I don't see much of a difference between a urologist who does a SCC fellowship attending 1 week/month in the Unit versus a general surgeon who did an SCC fellowship doing so. And as I said I think enough urological patients have critical care-level comorbidities that being able to at least follow, if not dictate, their patients' care while in the ICU would be very helpful. But then again, I don't think there's any such thing as wasted knowledge.

The Urology residents at UW do four months of critical care in their first two years of residency, plus 3 months in the ER running trauma. I think that's foundational enough to qualify for an SCC fellowship, don't you? Do I think that the average urologist should also become a critical care expert? By no means. But if someone has the interest, like the OP, why not?

And I fully support the trend of closed SICUs. I don't think anyone but board-certified intensivists should be attending in ICUs, general surgeons, urologists or otherwise.
 
I don't see much of a difference between a urologist who does a SCC fellowship attending 1 week/month in the Unit versus a general surgeon who did an SCC fellowship doing so. And as I said I think enough urological patients have critical care-level comorbidities that being able to at least follow, if not dictate, their patients' care while in the ICU would be very helpful. But then again, I don't think there's any such thing as wasted knowledge.

The Urology residents at UW do four months of critical care in their first two years of residency, plus 3 months in the ER running trauma. I think that's foundational enough to qualify for an SCC fellowship, don't you? Do I think that the average urologist should also become a critical care expert? By no means. But if someone has the interest, like the OP, why not?

And I fully support the trend of closed SICUs. I don't think anyone but board-certified intensivists should be attending in ICUs, general surgeons, urologists or otherwise.

1. There would be a major issue when it comes to employment. In academics, you'd need a dual appointment in Surgical Critical Care and Urology. Urology is moving more and more out of the Dept of Surgery (Urology is frequently an independent department), so there are more entanglements there. In private practice this would be nearly impossible as you would almost certainly be employed by two separate corporate entities that will not coordinate well together (unless you're in a multi-specialty setting like Kaiser). You'll have two separate business managers beating on you for more time spent on X and less time spent on Y.

2. Call will be an issue. Take SCC call for X number of days per month and GU call for X number of days per month. I deal with a similar issue covering Plastics Hand call and Plastics Face call. I cover both. Some of my partners cover only one or the other. We essentially have two separate call schedules, which creates a major headache for our administrator who coordinates it. Multiply that by one thousand when it comes to making a schedule for two completely separate services (run by separate administrative staffs).
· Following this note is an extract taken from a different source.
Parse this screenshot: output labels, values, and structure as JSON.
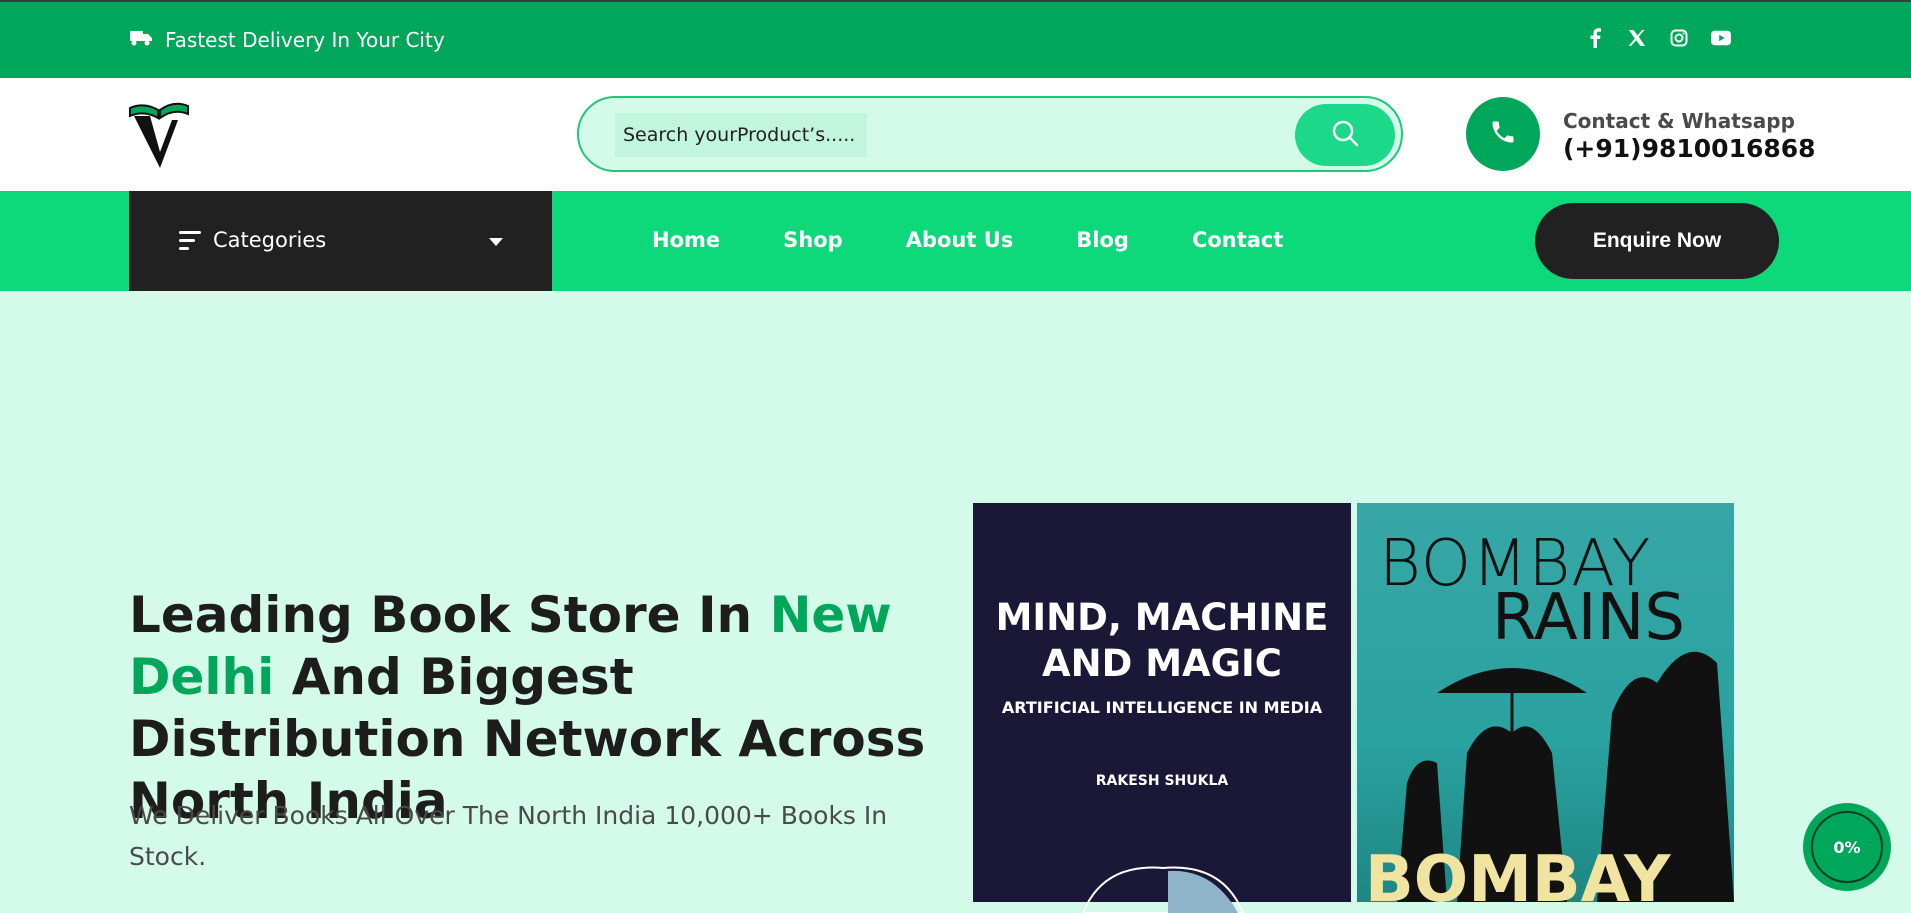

3. In lots of Trauma/SICU groups, there is a fairly defined rotation. Week #1 SICU attending, week #2 Trauma attending on days, week #3 Trauma attending on nights, week #4 beer patrol. When you try to introduce one person in who can take some call, but not all call, it makes a mess for the schedule (see point #2).

One of the lessons that we learn as we become surgical sub-specialists is that we have a very narrow scope of practice (ha, scope). There is a defined skill set of things that I do very well. There are a whole bunch of other things that I did at some point and I'm probably not terrible at them, but I'm not going to mess with it. Go be a urologist. Build yourself in to the king of the robotic prostatecomy. Trust me, you'll be much better off.